Sustained PR-Set7 S29 phosphorylation induces an early mitotic delay. (A) HEK-293 cells transfected with a Flag-PR-Set7, Flag-PR-Set7 S29D mutant, or null plasmid were arrested in metaphase by nocodazole and released. Flow cytometry of propidium iodide-stained cells was used to determine the percentage of released cells entering G1 (Y-axis) at the indicated time points (X-axis). Error bars represent standard deviation from three independent replicates. The Student's t-test was used to determine statistical significance ([*] P < 0.05). (B) Phase contrast images of released HeLa cells expressing the indicated proteins were recorded at 2-min intervals by live-cell imaging. Prophase cells were identified (t = 0). All cells achieved prometaphase by 10 min. The null and PR-Set7 wild-type cells exited metaphase (t = 48) and progressed through anaphase (t = 52) to cytokinesis (t = 58).

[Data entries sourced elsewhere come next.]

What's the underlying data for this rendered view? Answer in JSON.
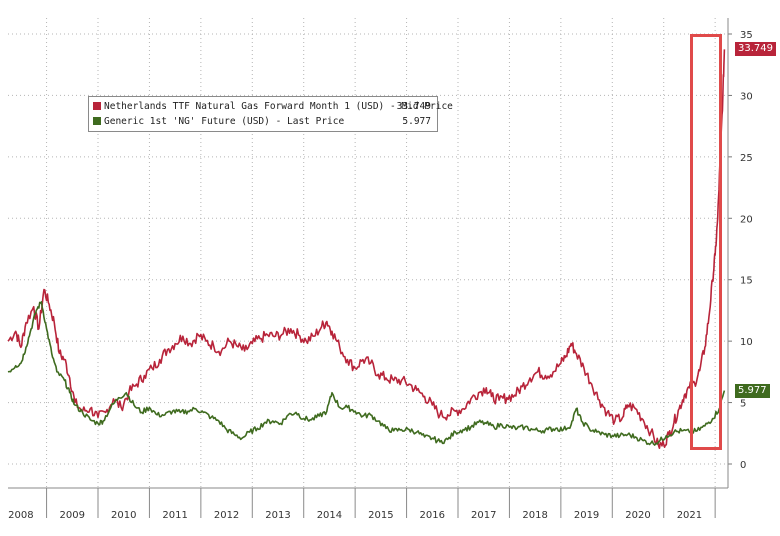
{
  "chart_data": {
    "type": "line",
    "title": "",
    "xlabel": "",
    "ylabel": "",
    "ylim": [
      -2,
      35
    ],
    "y_ticks": [
      0,
      5,
      10,
      15,
      20,
      25,
      30,
      35
    ],
    "x_tick_labels": [
      "2008",
      "2009",
      "2010",
      "2011",
      "2012",
      "2013",
      "2014",
      "2015",
      "2016",
      "2017",
      "2018",
      "2019",
      "2020",
      "2021"
    ],
    "xlim": [
      2007.75,
      2021.75
    ],
    "grid": true,
    "legend_position": "top-left",
    "series": [
      {
        "name": "Netherlands TTF Natural Gas Forward Month 1 (USD) - Mid Price",
        "legend_value": "33.749",
        "last_value_label": "33.749",
        "color": "#b8243a",
        "points": [
          [
            2007.75,
            10.0
          ],
          [
            2007.9,
            10.8
          ],
          [
            2008.0,
            9.5
          ],
          [
            2008.1,
            11.5
          ],
          [
            2008.25,
            12.8
          ],
          [
            2008.35,
            11.0
          ],
          [
            2008.45,
            14.2
          ],
          [
            2008.55,
            13.0
          ],
          [
            2008.65,
            11.5
          ],
          [
            2008.75,
            9.0
          ],
          [
            2008.85,
            8.5
          ],
          [
            2008.95,
            7.0
          ],
          [
            2009.05,
            5.0
          ],
          [
            2009.2,
            4.3
          ],
          [
            2009.35,
            4.5
          ],
          [
            2009.5,
            3.8
          ],
          [
            2009.65,
            4.2
          ],
          [
            2009.8,
            5.3
          ],
          [
            2009.95,
            4.6
          ],
          [
            2010.1,
            5.8
          ],
          [
            2010.25,
            6.5
          ],
          [
            2010.4,
            7.2
          ],
          [
            2010.55,
            7.8
          ],
          [
            2010.7,
            8.5
          ],
          [
            2010.85,
            9.3
          ],
          [
            2011.0,
            9.8
          ],
          [
            2011.15,
            10.4
          ],
          [
            2011.3,
            9.8
          ],
          [
            2011.45,
            10.5
          ],
          [
            2011.6,
            10.0
          ],
          [
            2011.75,
            9.6
          ],
          [
            2011.9,
            9.2
          ],
          [
            2012.05,
            10.0
          ],
          [
            2012.2,
            9.6
          ],
          [
            2012.35,
            9.2
          ],
          [
            2012.5,
            9.8
          ],
          [
            2012.65,
            10.2
          ],
          [
            2012.8,
            10.5
          ],
          [
            2012.95,
            10.4
          ],
          [
            2013.1,
            10.6
          ],
          [
            2013.25,
            11.0
          ],
          [
            2013.4,
            10.5
          ],
          [
            2013.55,
            10.0
          ],
          [
            2013.7,
            10.4
          ],
          [
            2013.85,
            11.2
          ],
          [
            2013.95,
            11.6
          ],
          [
            2014.05,
            10.8
          ],
          [
            2014.2,
            9.5
          ],
          [
            2014.35,
            8.5
          ],
          [
            2014.5,
            7.8
          ],
          [
            2014.65,
            8.5
          ],
          [
            2014.8,
            8.2
          ],
          [
            2014.95,
            7.3
          ],
          [
            2015.1,
            7.0
          ],
          [
            2015.25,
            6.8
          ],
          [
            2015.4,
            6.8
          ],
          [
            2015.55,
            6.5
          ],
          [
            2015.7,
            6.0
          ],
          [
            2015.85,
            5.5
          ],
          [
            2016.0,
            4.8
          ],
          [
            2016.15,
            4.0
          ],
          [
            2016.3,
            4.0
          ],
          [
            2016.45,
            4.3
          ],
          [
            2016.6,
            4.5
          ],
          [
            2016.75,
            5.3
          ],
          [
            2016.9,
            5.8
          ],
          [
            2017.05,
            6.2
          ],
          [
            2017.15,
            5.5
          ],
          [
            2017.3,
            5.2
          ],
          [
            2017.45,
            5.4
          ],
          [
            2017.6,
            5.6
          ],
          [
            2017.75,
            6.3
          ],
          [
            2017.9,
            7.0
          ],
          [
            2018.05,
            7.5
          ],
          [
            2018.2,
            7.2
          ],
          [
            2018.35,
            7.5
          ],
          [
            2018.5,
            8.2
          ],
          [
            2018.6,
            8.8
          ],
          [
            2018.7,
            9.8
          ],
          [
            2018.8,
            9.0
          ],
          [
            2018.95,
            7.8
          ],
          [
            2019.1,
            6.5
          ],
          [
            2019.25,
            5.2
          ],
          [
            2019.4,
            4.2
          ],
          [
            2019.55,
            3.5
          ],
          [
            2019.7,
            3.8
          ],
          [
            2019.8,
            4.8
          ],
          [
            2019.95,
            4.5
          ],
          [
            2020.1,
            3.6
          ],
          [
            2020.25,
            2.6
          ],
          [
            2020.4,
            1.5
          ],
          [
            2020.5,
            1.6
          ],
          [
            2020.6,
            2.4
          ],
          [
            2020.7,
            3.4
          ],
          [
            2020.8,
            4.5
          ],
          [
            2020.9,
            5.6
          ],
          [
            2021.0,
            6.2
          ],
          [
            2021.1,
            6.6
          ],
          [
            2021.2,
            7.6
          ],
          [
            2021.3,
            9.5
          ],
          [
            2021.38,
            12.0
          ],
          [
            2021.45,
            15.0
          ],
          [
            2021.5,
            17.0
          ],
          [
            2021.55,
            20.0
          ],
          [
            2021.6,
            25.0
          ],
          [
            2021.65,
            30.0
          ],
          [
            2021.68,
            33.749
          ]
        ]
      },
      {
        "name": "Generic 1st 'NG' Future (USD) - Last Price",
        "legend_value": "5.977",
        "last_value_label": "5.977",
        "color": "#3f6b1f",
        "points": [
          [
            2007.75,
            7.5
          ],
          [
            2007.9,
            8.0
          ],
          [
            2008.0,
            8.2
          ],
          [
            2008.1,
            9.5
          ],
          [
            2008.2,
            11.0
          ],
          [
            2008.3,
            12.5
          ],
          [
            2008.4,
            13.2
          ],
          [
            2008.5,
            11.0
          ],
          [
            2008.6,
            9.0
          ],
          [
            2008.7,
            7.5
          ],
          [
            2008.85,
            6.8
          ],
          [
            2008.95,
            5.8
          ],
          [
            2009.05,
            4.8
          ],
          [
            2009.2,
            4.2
          ],
          [
            2009.35,
            3.6
          ],
          [
            2009.5,
            3.3
          ],
          [
            2009.6,
            3.5
          ],
          [
            2009.75,
            4.6
          ],
          [
            2009.9,
            5.4
          ],
          [
            2010.05,
            5.8
          ],
          [
            2010.2,
            4.8
          ],
          [
            2010.35,
            4.2
          ],
          [
            2010.5,
            4.6
          ],
          [
            2010.65,
            4.0
          ],
          [
            2010.8,
            4.0
          ],
          [
            2010.95,
            4.3
          ],
          [
            2011.1,
            4.2
          ],
          [
            2011.25,
            4.3
          ],
          [
            2011.4,
            4.5
          ],
          [
            2011.55,
            4.2
          ],
          [
            2011.7,
            3.8
          ],
          [
            2011.85,
            3.5
          ],
          [
            2012.0,
            2.8
          ],
          [
            2012.15,
            2.4
          ],
          [
            2012.3,
            2.1
          ],
          [
            2012.45,
            2.6
          ],
          [
            2012.6,
            2.9
          ],
          [
            2012.75,
            3.4
          ],
          [
            2012.9,
            3.5
          ],
          [
            2013.05,
            3.3
          ],
          [
            2013.2,
            4.0
          ],
          [
            2013.35,
            4.2
          ],
          [
            2013.5,
            3.7
          ],
          [
            2013.65,
            3.6
          ],
          [
            2013.8,
            3.9
          ],
          [
            2013.95,
            4.3
          ],
          [
            2014.05,
            5.8
          ],
          [
            2014.2,
            4.6
          ],
          [
            2014.35,
            4.6
          ],
          [
            2014.5,
            4.3
          ],
          [
            2014.65,
            3.9
          ],
          [
            2014.8,
            4.0
          ],
          [
            2014.95,
            3.5
          ],
          [
            2015.1,
            2.9
          ],
          [
            2015.25,
            2.7
          ],
          [
            2015.4,
            2.8
          ],
          [
            2015.55,
            2.8
          ],
          [
            2015.7,
            2.6
          ],
          [
            2015.85,
            2.2
          ],
          [
            2016.0,
            2.1
          ],
          [
            2016.15,
            1.8
          ],
          [
            2016.3,
            2.0
          ],
          [
            2016.45,
            2.6
          ],
          [
            2016.6,
            2.8
          ],
          [
            2016.75,
            3.0
          ],
          [
            2016.9,
            3.4
          ],
          [
            2017.05,
            3.3
          ],
          [
            2017.2,
            3.0
          ],
          [
            2017.35,
            3.2
          ],
          [
            2017.5,
            3.0
          ],
          [
            2017.65,
            2.9
          ],
          [
            2017.8,
            3.0
          ],
          [
            2017.95,
            2.8
          ],
          [
            2018.1,
            2.7
          ],
          [
            2018.25,
            2.8
          ],
          [
            2018.4,
            2.9
          ],
          [
            2018.55,
            2.8
          ],
          [
            2018.7,
            3.2
          ],
          [
            2018.8,
            4.5
          ],
          [
            2018.9,
            3.5
          ],
          [
            2019.05,
            2.9
          ],
          [
            2019.2,
            2.6
          ],
          [
            2019.35,
            2.4
          ],
          [
            2019.5,
            2.3
          ],
          [
            2019.65,
            2.3
          ],
          [
            2019.8,
            2.4
          ],
          [
            2019.95,
            2.2
          ],
          [
            2020.1,
            1.9
          ],
          [
            2020.25,
            1.7
          ],
          [
            2020.4,
            1.8
          ],
          [
            2020.55,
            2.3
          ],
          [
            2020.7,
            2.6
          ],
          [
            2020.85,
            2.7
          ],
          [
            2021.0,
            2.6
          ],
          [
            2021.15,
            2.7
          ],
          [
            2021.3,
            3.1
          ],
          [
            2021.45,
            3.7
          ],
          [
            2021.58,
            4.5
          ],
          [
            2021.68,
            5.977
          ]
        ]
      }
    ]
  }
}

The PR-Set7 S29D cell was delayed in early mitosis, exiting metaphase at 126 min, but progressed normally thereafter. (C) Time in prophase through metaphase (Y-axis) was determined for 30 cells from each group (X-axis; black circles). Median values (open circles) and standard deviation are indicated. (D) Proposed model for PR-Set7 regulation during cell cycle progression. The black line represents DNA, the grey circles are nucleosomes, and the pink circles depict H4K20me1. Following DNA replication, PR-Set7 accumulates at G2 to methylate H4K20 at specific heterochromatic loci. During prophase through metaphase, cdk1/cyclinB phosphorylates S29, resulting in the removal of PR-Set7 from mitotic chromosomes. PR-Set7 is rapidly dephosphorylated by the Cdc14 phosphatases during anaphase to release inhibition of APC^cdh1-mediated ubiquitination, resulting in proteolysis of PR-Set7.